ESPECIAL: CARANDIRU, 20 anos depois - Tragédias em complexos para infratores mudaram rumo de Carandiru e Imigrantes


Do última Hora SP - 18h:20 - Atualizado às 22h:02
Paulo Eduardo Dias

Não só apenas o Complexo Penitenciário Doutor Flámínio Fávaro - nome dado em homenagem ao médico legista que lutava por direitos mais humanitários aos presidiários - a Casa de Detenção, foi demolido pelo governo do estado no final dos anos 1990, início dos anos 2000. Um grande centro, deste vez para menores, tirava o sono do governador de São Paulo à época, Mario Covas (1995-2001). A Fundação pelo Bem Estar do Menor (FEBEM) Imigrantes, localizada na Rodovia dos Imigrantes, KM 13, no bairro da Água Funda, zona Sul, foi palco de várias rebeliões sangrentas, entre os anos de 1997, 98 e 99, ano de sua desativação. Neste período, os mais diversos conflitos foram registrados no local, internos contra funcionários, apenados e PM e até mesmo em brigas entre si, sendo essas, as que tiveram saldo mais trágico. Muitas fugas também aconteceram na unidade, que ficava colada ao Parque do Estado, no mesmo ponto dos ataques de Francisco de Assis Pereira, conhecido como o Maníaco do Parque. As fugas não tinham data e nem mesmo hora para acontecer. Era comum em dias de fuga haver um reforço de policiamento nas portarias do Jardim Botânico, Zoológico e no Parque Científico da USP, localizados na Avenida Miguel Estefano, o motivo era simples, assim que entravam no meio da mata, a única saída era caminhar em torno de meia hora e chegar à avenida que corta o Parque do Estado e a Fundação Zoológico.

Por diversas vezes, bombeiros e PM´s se deslocavam para controlar as chamas que vinham de fogo em cobertores, colchões e tudo aquilo de inflamável que os internos encontravam. Na FEBEM Imigrantes, estavam os chamados reincidentes e perigosos, também aqueles que já não mais cabiam na superlotada Unidade do Tatuapé, outro grande complexo que enfrentava as mais graves crises. Pelo alto risco, alguns até com mais de 18 anos, o Batalhão de Choque era sempre chamado, e quando ameaçava invadir os menores recuavam, talvez até pelo temor do vivenciado por seus companheiros de grade em 1992.

                            Dado Junqueira/Folha Imagem
Mas os meses de setembro e outubro de 1999 deixaram cicatrizes marcantes na FEBEM Imigrantes. Em apenas 14 dias, quatro fugas foram consumadas na unidade, sendo uma, recorde nacional de incompetência ou até mesmo de facilitação, quando 644 internos tomaram as ruas da região dos bairros de Americanópolis, Cursino, Água Funda e o município vizinho Diadema. Na época da fuga, o complexo abrigava mais de mil menores, com uma capacidade que não chegava a 500. Os esforços do Comando de Operações Especiais, o COE, unidade de elite da PM que também esteve no Massacre do Carandiru, componente do Batalhão de Choque, própria para buscas em matas e locais de difícil acesso eram em vão, umas vez que, assim que voltavam para a unidade, os menores escapavam de novo.

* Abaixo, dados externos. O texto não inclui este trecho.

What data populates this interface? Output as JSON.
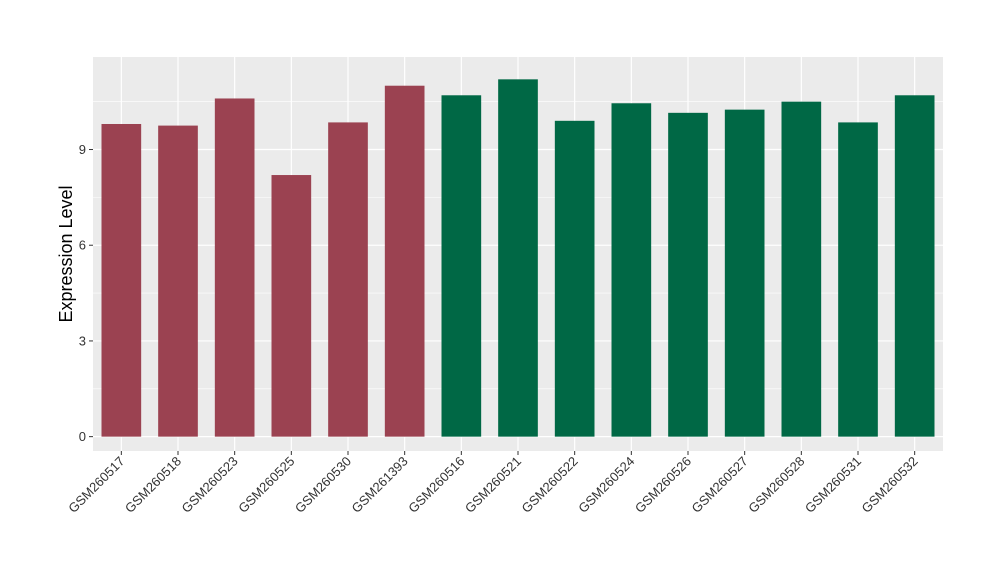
{
  "chart_data": {
    "type": "bar",
    "title": "",
    "xlabel": "",
    "ylabel": "Expression Level",
    "ylim": [
      -0.45,
      11.9
    ],
    "yticks": [
      0,
      3,
      6,
      9
    ],
    "grid": true,
    "categories": [
      "GSM260517",
      "GSM260518",
      "GSM260523",
      "GSM260525",
      "GSM260530",
      "GSM261393",
      "GSM260516",
      "GSM260521",
      "GSM260522",
      "GSM260524",
      "GSM260526",
      "GSM260527",
      "GSM260528",
      "GSM260531",
      "GSM260532"
    ],
    "values": [
      9.8,
      9.75,
      10.6,
      8.2,
      9.85,
      11.0,
      10.7,
      11.2,
      9.9,
      10.45,
      10.15,
      10.25,
      10.5,
      9.85,
      10.7
    ],
    "bar_colors": [
      "#9b4251",
      "#9b4251",
      "#9b4251",
      "#9b4251",
      "#9b4251",
      "#9b4251",
      "#006845",
      "#006845",
      "#006845",
      "#006845",
      "#006845",
      "#006845",
      "#006845",
      "#006845",
      "#006845"
    ],
    "panel_background": "#ebebeb",
    "grid_color": "#ffffff"
  }
}
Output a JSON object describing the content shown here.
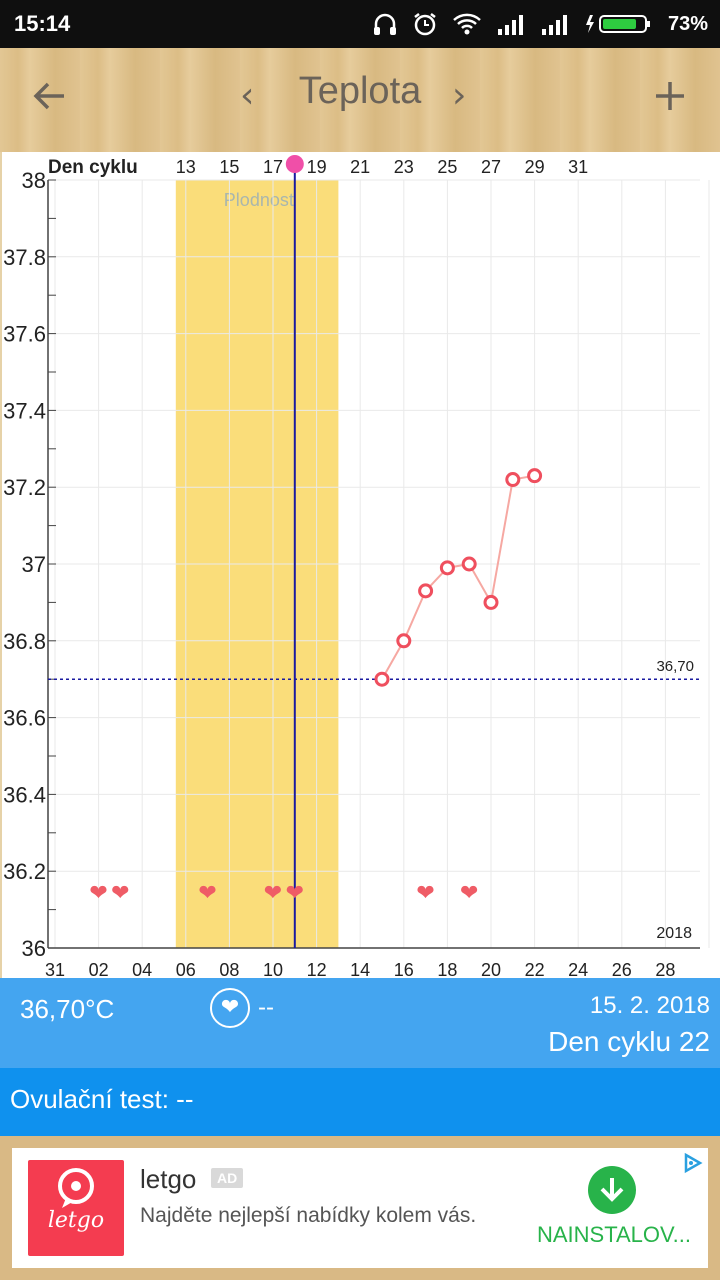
{
  "status_bar": {
    "time": "15:14",
    "battery": "73%"
  },
  "appbar": {
    "title": "Teplota",
    "back_icon": "arrow-left-icon",
    "prev_icon": "chevron-left-icon",
    "next_icon": "chevron-right-icon",
    "add_icon": "plus-icon"
  },
  "chart_data": {
    "type": "line",
    "cycle_label": "Den cyklu",
    "top_ticks": [
      "13",
      "15",
      "17",
      "19",
      "21",
      "23",
      "25",
      "27",
      "29",
      "31"
    ],
    "bottom_ticks": [
      "31",
      "02",
      "04",
      "06",
      "08",
      "10",
      "12",
      "14",
      "16",
      "18",
      "20",
      "22",
      "24",
      "26",
      "28"
    ],
    "y_ticks": [
      "38",
      "37.8",
      "37.6",
      "37.4",
      "37.2",
      "37",
      "36.8",
      "36.6",
      "36.4",
      "36.2",
      "36"
    ],
    "ylim": [
      36,
      38
    ],
    "fertile_label": "Plodnost",
    "fertile_window_days": [
      6,
      13
    ],
    "today_day": 11,
    "baseline": {
      "value": 36.7,
      "label": "36,70"
    },
    "year_label": "2018",
    "series": [
      {
        "x": [
          15,
          16,
          17,
          18,
          19,
          20,
          21,
          22
        ],
        "y": [
          36.7,
          36.8,
          36.93,
          36.99,
          37.0,
          36.9,
          37.22,
          37.23
        ]
      }
    ],
    "hearts_days": [
      2,
      3,
      7,
      10,
      11,
      17,
      19
    ],
    "colors": {
      "fertile": "#fadd7a",
      "line": "#f6a8a2",
      "point": "#ef4f5e",
      "baseline": "#1a1aa0",
      "today": "#1a1aa0",
      "heart": "#ef5c66",
      "marker": "#f04fa8"
    }
  },
  "info": {
    "temperature": "36,70°C",
    "heart_value": "--",
    "date": "15. 2. 2018",
    "cycle_day": "Den cyklu 22"
  },
  "ovulation": {
    "text": "Ovulační test: --"
  },
  "ad": {
    "name": "letgo",
    "badge": "AD",
    "logo_text": "letgo",
    "description": "Najděte nejlepší nabídky kolem vás.",
    "install": "NAINSTALOV..."
  }
}
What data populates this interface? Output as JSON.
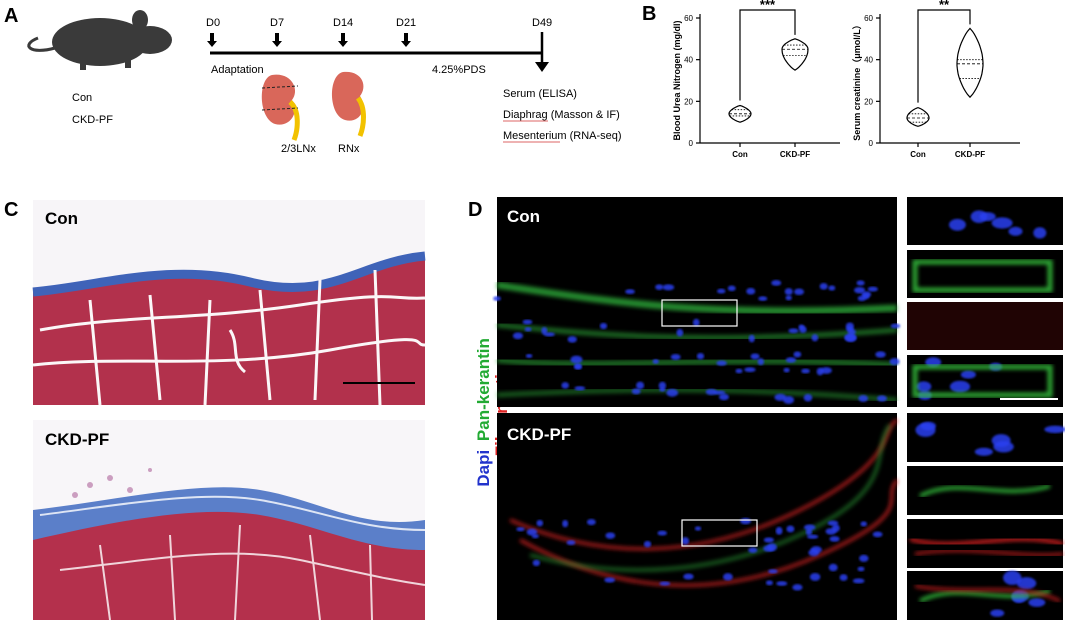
{
  "figure": {
    "panel_labels": [
      "A",
      "B",
      "C",
      "D"
    ],
    "timeline": {
      "days": [
        "D0",
        "D7",
        "D14",
        "D21",
        "D49"
      ],
      "phases": [
        "Adaptation",
        "4.25%PDS"
      ],
      "surgeries": [
        "2/3LNx",
        "RNx"
      ],
      "groups": [
        "Con",
        "CKD-PF"
      ],
      "readouts": [
        "Serum (ELISA)",
        "Diaphrag (Masson & IF)",
        "Mesenterium (RNA-seq)"
      ]
    },
    "histology": {
      "labels": [
        "Con",
        "CKD-PF"
      ]
    },
    "immunofluorescence": {
      "labels": [
        "Con",
        "CKD-PF"
      ],
      "stains": [
        "Dapi",
        "Pan-kerantin",
        "Fibronectin"
      ]
    }
  },
  "chart_data": [
    {
      "type": "violin",
      "y_label": "Blood Urea Nitrogen (mg/dl)",
      "categories": [
        "Con",
        "CKD-PF"
      ],
      "stats": [
        {
          "min": 10,
          "q1": 13,
          "median": 14,
          "q3": 16,
          "max": 18
        },
        {
          "min": 35,
          "q1": 42,
          "median": 45,
          "q3": 47,
          "max": 50
        }
      ],
      "significance": "***",
      "ylim": [
        0,
        60
      ],
      "yticks": [
        0,
        20,
        40,
        60
      ],
      "color": "#000000"
    },
    {
      "type": "violin",
      "y_label": "Serum creatinine（μmol/L）",
      "categories": [
        "Con",
        "CKD-PF"
      ],
      "stats": [
        {
          "min": 8,
          "q1": 10,
          "median": 12,
          "q3": 14,
          "max": 17
        },
        {
          "min": 22,
          "q1": 31,
          "median": 38,
          "q3": 40,
          "max": 55
        }
      ],
      "significance": "**",
      "ylim": [
        0,
        60
      ],
      "yticks": [
        0,
        20,
        40,
        60
      ],
      "color": "#000000"
    }
  ]
}
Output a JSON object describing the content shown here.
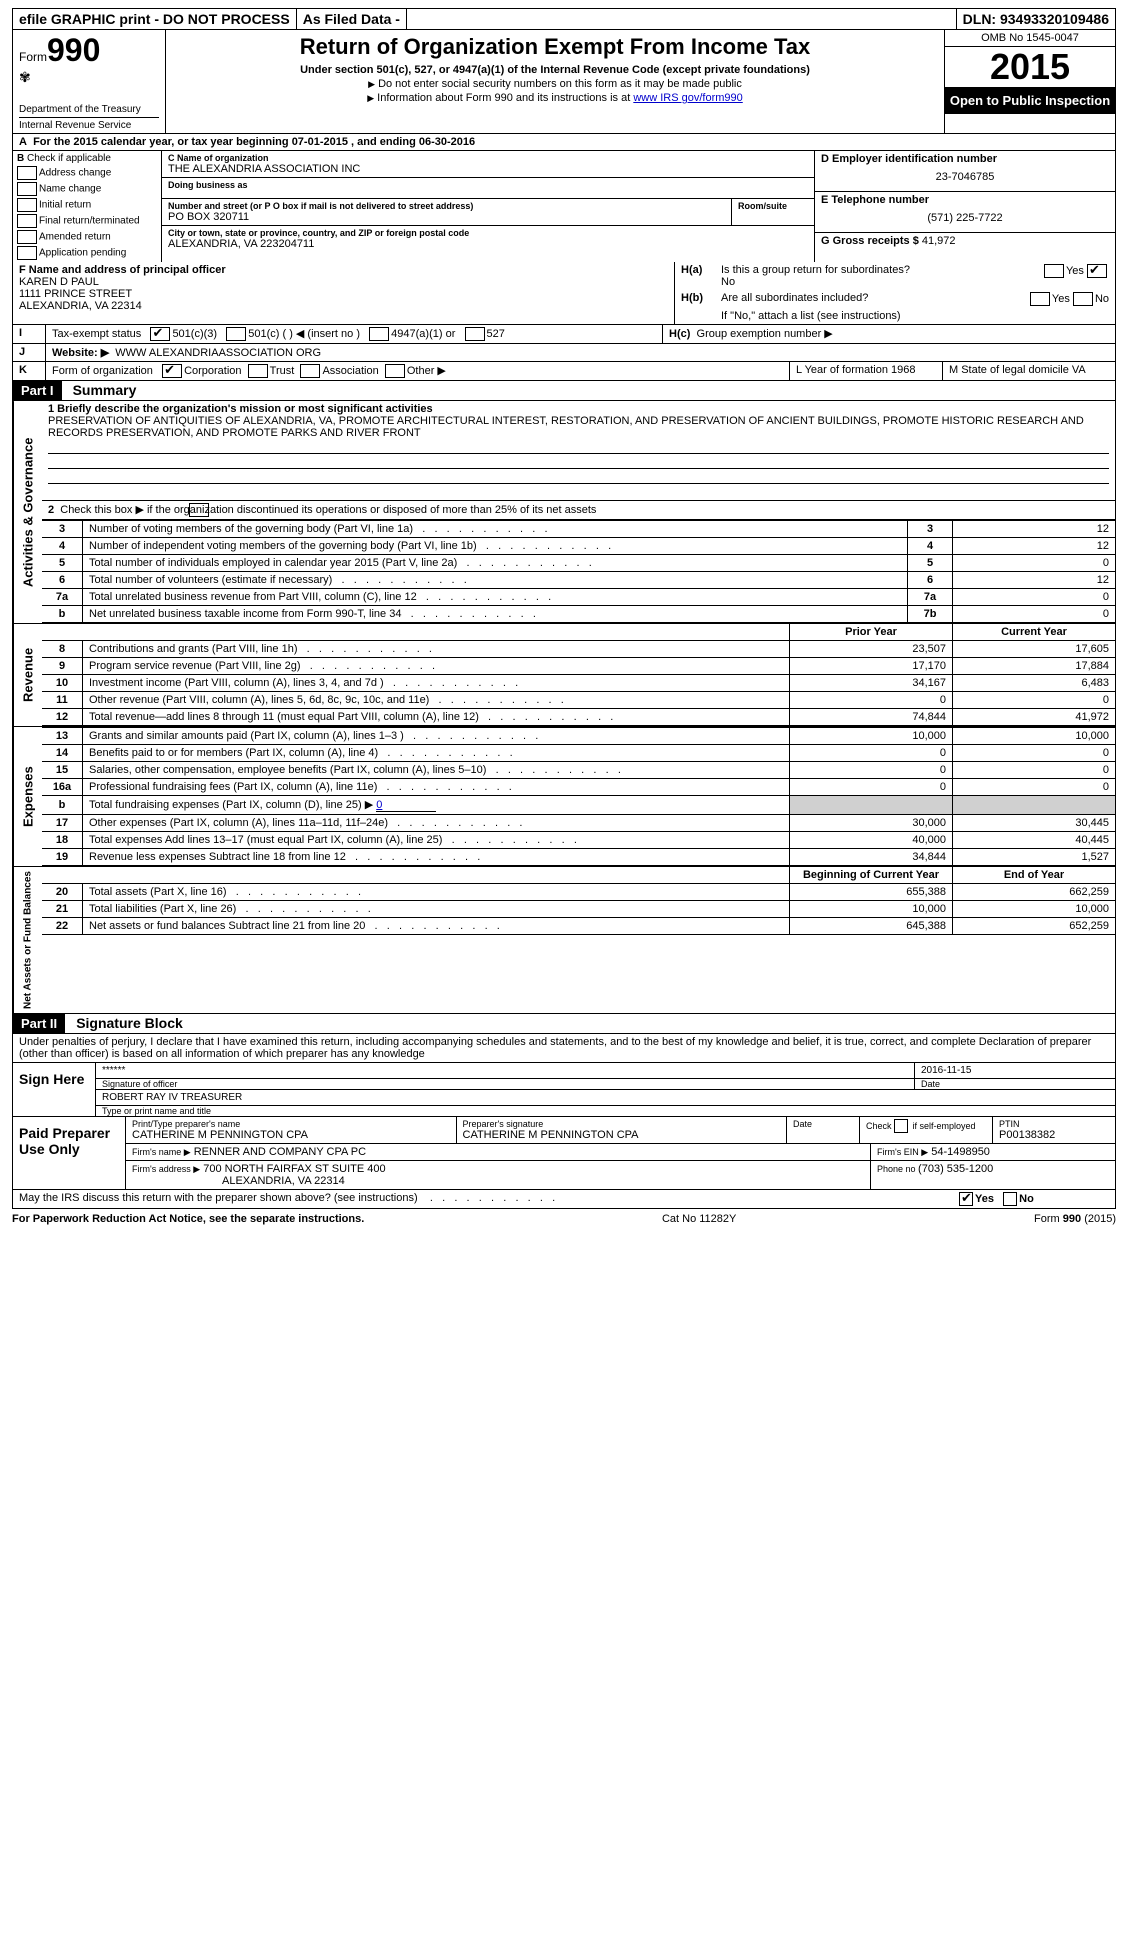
{
  "topbar": {
    "efile": "efile GRAPHIC print - DO NOT PROCESS",
    "asfiled": "As Filed Data -",
    "dln_label": "DLN:",
    "dln": "93493320109486"
  },
  "header": {
    "form_word": "Form",
    "form_num": "990",
    "dept": "Department of the Treasury",
    "irs": "Internal Revenue Service",
    "title": "Return of Organization Exempt From Income Tax",
    "sub": "Under section 501(c), 527, or 4947(a)(1) of the Internal Revenue Code (except private foundations)",
    "note1": "Do not enter social security numbers on this form as it may be made public",
    "note2_pre": "Information about Form 990 and its instructions is at ",
    "note2_link": "www IRS gov/form990",
    "omb": "OMB No  1545-0047",
    "year": "2015",
    "open": "Open to Public Inspection"
  },
  "A": {
    "text_pre": "For the 2015 calendar year, or tax year beginning ",
    "begin": "07-01-2015",
    "mid": " , and ending ",
    "end": "06-30-2016"
  },
  "B": {
    "label": "Check if applicable",
    "items": [
      "Address change",
      "Name change",
      "Initial return",
      "Final return/terminated",
      "Amended return",
      "Application pending"
    ]
  },
  "C": {
    "name_label": "C Name of organization",
    "name": "THE ALEXANDRIA ASSOCIATION INC",
    "dba_label": "Doing business as",
    "dba": "",
    "addr_label": "Number and street (or P O  box if mail is not delivered to street address)",
    "room_label": "Room/suite",
    "addr": "PO BOX 320711",
    "city_label": "City or town, state or province, country, and ZIP or foreign postal code",
    "city": "ALEXANDRIA, VA  223204711"
  },
  "D": {
    "label": "D Employer identification number",
    "val": "23-7046785"
  },
  "E": {
    "label": "E Telephone number",
    "val": "(571) 225-7722"
  },
  "G": {
    "label": "G Gross receipts $",
    "val": "41,972"
  },
  "F": {
    "label": "F  Name and address of principal officer",
    "name": "KAREN D PAUL",
    "street": "1111 PRINCE STREET",
    "csz": "ALEXANDRIA, VA  22314"
  },
  "H": {
    "a": "Is this a group return for subordinates?",
    "a_no": "No",
    "b": "Are all subordinates included?",
    "b_note": "If \"No,\" attach a list  (see instructions)",
    "c": "Group exemption number ▶",
    "yes": "Yes",
    "no": "No",
    "ha": "H(a)",
    "hb": "H(b)",
    "hc": "H(c)"
  },
  "I": {
    "label": "Tax-exempt status",
    "opts": [
      "501(c)(3)",
      "501(c) (  ) ◀ (insert no )",
      "4947(a)(1) or",
      "527"
    ]
  },
  "J": {
    "label": "Website: ▶",
    "val": "WWW ALEXANDRIAASSOCIATION ORG"
  },
  "K": {
    "label": "Form of organization",
    "opts": [
      "Corporation",
      "Trust",
      "Association",
      "Other ▶"
    ]
  },
  "L": {
    "label": "L Year of formation  1968"
  },
  "M": {
    "label": "M State of legal domicile  VA"
  },
  "partI": {
    "hdr": "Part I",
    "title": "Summary"
  },
  "summary": {
    "q1_label": "1 Briefly describe the organization's mission or most significant activities",
    "q1_text": "PRESERVATION OF ANTIQUITIES OF ALEXANDRIA, VA, PROMOTE ARCHITECTURAL INTEREST, RESTORATION, AND PRESERVATION OF ANCIENT BUILDINGS, PROMOTE HISTORIC RESEARCH AND RECORDS PRESERVATION, AND PROMOTE PARKS AND RIVER FRONT",
    "q2": "Check this box ▶        if the organization discontinued its operations or disposed of more than 25% of its net assets",
    "lines_top": [
      {
        "n": "3",
        "d": "Number of voting members of the governing body (Part VI, line 1a)",
        "l": "3",
        "v": "12"
      },
      {
        "n": "4",
        "d": "Number of independent voting members of the governing body (Part VI, line 1b)",
        "l": "4",
        "v": "12"
      },
      {
        "n": "5",
        "d": "Total number of individuals employed in calendar year 2015 (Part V, line 2a)",
        "l": "5",
        "v": "0"
      },
      {
        "n": "6",
        "d": "Total number of volunteers (estimate if necessary)",
        "l": "6",
        "v": "12"
      },
      {
        "n": "7a",
        "d": "Total unrelated business revenue from Part VIII, column (C), line 12",
        "l": "7a",
        "v": "0"
      },
      {
        "n": "b",
        "d": "Net unrelated business taxable income from Form 990-T, line 34",
        "l": "7b",
        "v": "0"
      }
    ],
    "col_prior": "Prior Year",
    "col_curr": "Current Year",
    "revenue": [
      {
        "n": "8",
        "d": "Contributions and grants (Part VIII, line 1h)",
        "p": "23,507",
        "c": "17,605"
      },
      {
        "n": "9",
        "d": "Program service revenue (Part VIII, line 2g)",
        "p": "17,170",
        "c": "17,884"
      },
      {
        "n": "10",
        "d": "Investment income (Part VIII, column (A), lines 3, 4, and 7d )",
        "p": "34,167",
        "c": "6,483"
      },
      {
        "n": "11",
        "d": "Other revenue (Part VIII, column (A), lines 5, 6d, 8c, 9c, 10c, and 11e)",
        "p": "0",
        "c": "0"
      },
      {
        "n": "12",
        "d": "Total revenue—add lines 8 through 11 (must equal Part VIII, column (A), line 12)",
        "p": "74,844",
        "c": "41,972"
      }
    ],
    "expenses": [
      {
        "n": "13",
        "d": "Grants and similar amounts paid (Part IX, column (A), lines 1–3 )",
        "p": "10,000",
        "c": "10,000"
      },
      {
        "n": "14",
        "d": "Benefits paid to or for members (Part IX, column (A), line 4)",
        "p": "0",
        "c": "0"
      },
      {
        "n": "15",
        "d": "Salaries, other compensation, employee benefits (Part IX, column (A), lines 5–10)",
        "p": "0",
        "c": "0"
      },
      {
        "n": "16a",
        "d": "Professional fundraising fees (Part IX, column (A), line 11e)",
        "p": "0",
        "c": "0"
      }
    ],
    "exp_b": {
      "n": "b",
      "d": "Total fundraising expenses (Part IX, column (D), line 25) ▶",
      "u": "0"
    },
    "expenses2": [
      {
        "n": "17",
        "d": "Other expenses (Part IX, column (A), lines 11a–11d, 11f–24e)",
        "p": "30,000",
        "c": "30,445"
      },
      {
        "n": "18",
        "d": "Total expenses  Add lines 13–17 (must equal Part IX, column (A), line 25)",
        "p": "40,000",
        "c": "40,445"
      },
      {
        "n": "19",
        "d": "Revenue less expenses  Subtract line 18 from line 12",
        "p": "34,844",
        "c": "1,527"
      }
    ],
    "col_boy": "Beginning of Current Year",
    "col_eoy": "End of Year",
    "netassets": [
      {
        "n": "20",
        "d": "Total assets (Part X, line 16)",
        "p": "655,388",
        "c": "662,259"
      },
      {
        "n": "21",
        "d": "Total liabilities (Part X, line 26)",
        "p": "10,000",
        "c": "10,000"
      },
      {
        "n": "22",
        "d": "Net assets or fund balances  Subtract line 21 from line 20",
        "p": "645,388",
        "c": "652,259"
      }
    ],
    "side_ag": "Activities & Governance",
    "side_rev": "Revenue",
    "side_exp": "Expenses",
    "side_na": "Net Assets or Fund Balances"
  },
  "partII": {
    "hdr": "Part II",
    "title": "Signature Block"
  },
  "perjury": "Under penalties of perjury, I declare that I have examined this return, including accompanying schedules and statements, and to the best of my knowledge and belief, it is true, correct, and complete  Declaration of preparer (other than officer) is based on all information of which preparer has any knowledge",
  "sign": {
    "here": "Sign Here",
    "stars": "******",
    "sig_label": "Signature of officer",
    "date": "2016-11-15",
    "date_label": "Date",
    "name": "ROBERT RAY IV TREASURER",
    "name_label": "Type or print name and title"
  },
  "paid": {
    "left": "Paid Preparer Use Only",
    "pname_label": "Print/Type preparer's name",
    "pname": "CATHERINE M PENNINGTON CPA",
    "psig_label": "Preparer's signature",
    "psig": "CATHERINE M PENNINGTON CPA",
    "pdate_label": "Date",
    "self_label": "Check          if self-employed",
    "ptin_label": "PTIN",
    "ptin": "P00138382",
    "firm_label": "Firm's name      ▶",
    "firm": "RENNER AND COMPANY CPA PC",
    "ein_label": "Firm's EIN ▶",
    "ein": "54-1498950",
    "addr_label": "Firm's address ▶",
    "addr": "700 NORTH FAIRFAX ST SUITE 400",
    "addr2": "ALEXANDRIA, VA  22314",
    "phone_label": "Phone no  ",
    "phone": "(703) 535-1200"
  },
  "may": "May the IRS discuss this return with the preparer shown above? (see instructions)",
  "footer": {
    "pra": "For Paperwork Reduction Act Notice, see the separate instructions.",
    "cat": "Cat  No  11282Y",
    "form": "Form 990 (2015)"
  },
  "labels": {
    "B": "B",
    "I": "I",
    "J": "J",
    "K": "K",
    "A": "A",
    "two": "2",
    "yes": "Yes",
    "no": "No"
  }
}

A gota d´água começou na madrugada de 25 de setembro, com a fuga de mais 89 internos. Aqueles que não conseguiram fugir começaram mais um quebra quebra, fogo e bombas. Desta vez, a destruição foi geral, os amotinados tinham reféns funcionários e internos que não seguiam as regras estabelecidas pelos mais fortes. Após horas de rebeldia e já na parte de cima da unidade jogavam telhas e o que tinham em mãos para a parte que se concentravam homens de Choque que aguardavam ordens de Covas, que aquela hora, sonhava em demolir o complexo já totalmente depenado. Naquele momento, três prédios ardiam em fogo e todo o estoque de alimentos, remédios e prontuários estava destruído. O fim da rebelião se deu quando a cabeça de um dos internos mortos foi jogada na parte aonde estava a PM, que nessa hora tomou a iniciativa de conter a rebelião, que além do decapitado terminou com a morte de mais três adolescentes, sendo dois carbonizados. Na mesma semana, o governador Mario Covas desativava a FEBEM Imigrantes.

Assim como o Carandiru, desativado em 2002, para se tornar o Parque da Juventude, o terreno da antiga FEBEM Imigrantes com mais de 167 mil metros quadrados dá vida hoje a um centro esportivo, que segundo a página do governo estadual conta com ginásio de esportes coberto; duas quadras poliesportivas externas; piscina semi-olímpica; campo de futebol society; pista de skate; salas de ginástica, dança e musculação; vestiários e sanitários; enfermaria; e sala de apoio.

ESPECIAL: Carandiru, 20 anos depois - Carandiru marcou minha infância e ajudou em minha escolha profissional


Do Última Hora SP - 17h:52 - Atualizado às 17h:54
*Paulo Eduardo Dias

Outubro de 1992, ao sair da escola de freiras em que eu estudava, bem próximo ao horário em que este texto é publicado,no bairro de Moema, zona Sul de São Paulo, meu pai liga o velho rádio de seu Chevette marrom. Estamos a caminho de buscar minha mãe no serviço, bem próximo dali, no Paraíso, também zona Sul. Lembro como se fosse hoje, mesmo 20 anos depois. Na altura da Avenida Rubem Berta, o comunicador informa que uma grande rebelião desde o inicio da tarde atinge a Casa de Detenção, segundo ele, há muita fumaça, viaturas, e helicópteros sobrevoando a zona Norte. Até o caminho a encontramos minha mãe, meu pai muda a frequência do rádio por diversas vezes, naquele época nem entendi, mas talvez fosse uma maneira de me desligar daquele mundo, tinha apenas 7 anos. Quando chego em casa, várias notícias na TV dão conta de que aquele episódio não era somente um dos diversos motins que afligem as penitenciárias até hoje.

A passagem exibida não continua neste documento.